In May, a majority of shareholders of Irving, Texas-based Exxon Mobil approved a nonbinding shareholder resolution, which had been opposed by the company, to disclose the impact on its business of compliance with global climate change guidelines.

Shareholders that supported the resolution included the Sacramento-based California Public Employees’ Retirement system, the largest public pension plan in the United States with more than $300 billion in investments.

A CalPERS spokesman said the pension fund has filed 17 shareholder letters this year supporting climate risk reporting proposals with the U.S. Securities and Exchange Commission.

Separately, the New York and Massachusetts attorneys general are investigating the oil company’s climaterelated policies. New York Attorney General Eric Schneiderman labeled as a possible “sham” Exxon Mobil’s method to assess the potential impacts of climate change policies on global energy demand.

Similar climate-related resolutions were approved earlier in May by shareholders of Houston-based Occidental Petroleum Corp. and Allentown, Pennsylvaniabased energy company PPL Corp.

Meanwhile, in November, a purported class action lawsuit was filed in U.S. District Court in Dallas in Pedro Ramirez Jr. v. Exxon Mobil Corp. et al. charging that Exxon’s climate change policies have led its stock to be artificially inflated.

“There’s no question that activist shareholders are looking at potential avenues for compelling their companies to take more affirmative steps to reduce their impact on climate changes or to reduce their carbon footprint,” said Peter M. Gillon, a partner with Pillsbury Winthrop Shaw Pittman L.L.P. in Washington, referring to that lawsuit.

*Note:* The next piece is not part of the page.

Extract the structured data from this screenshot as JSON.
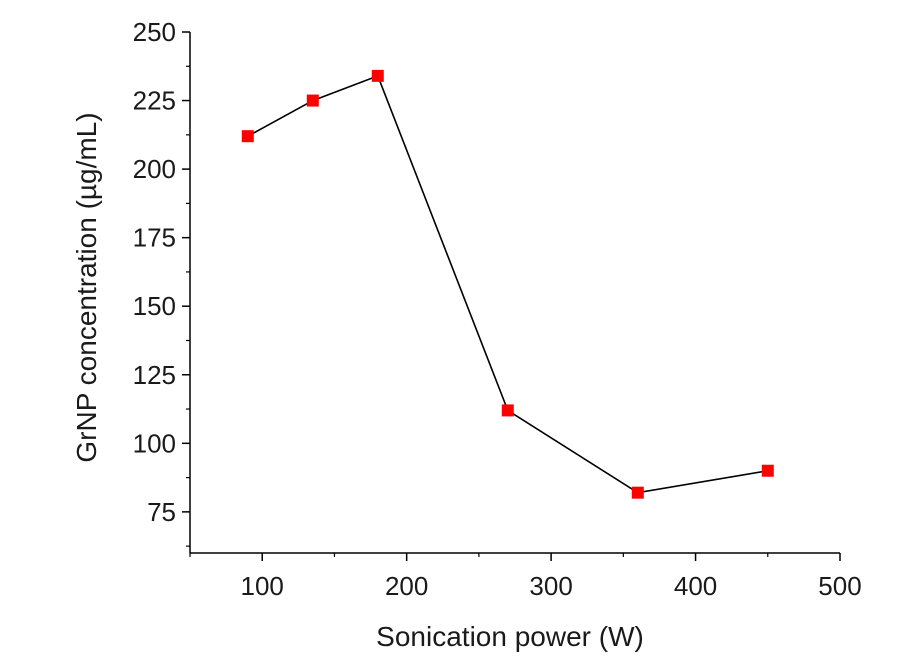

Observers also pointed to San Ramon, California-based Chevron Corp.’s Feb. 23, 2016, 10-K financial report to the SEC, which states “increasing attention to climate change risk has resulted in an increased possibility of governmental investigations and, potentially, private litigation against the company.”

Observers say this is the first time a major publicly-traded fossil fuel company has publicly admitted that investors’ climate change lawsuits pose a risk to its profits.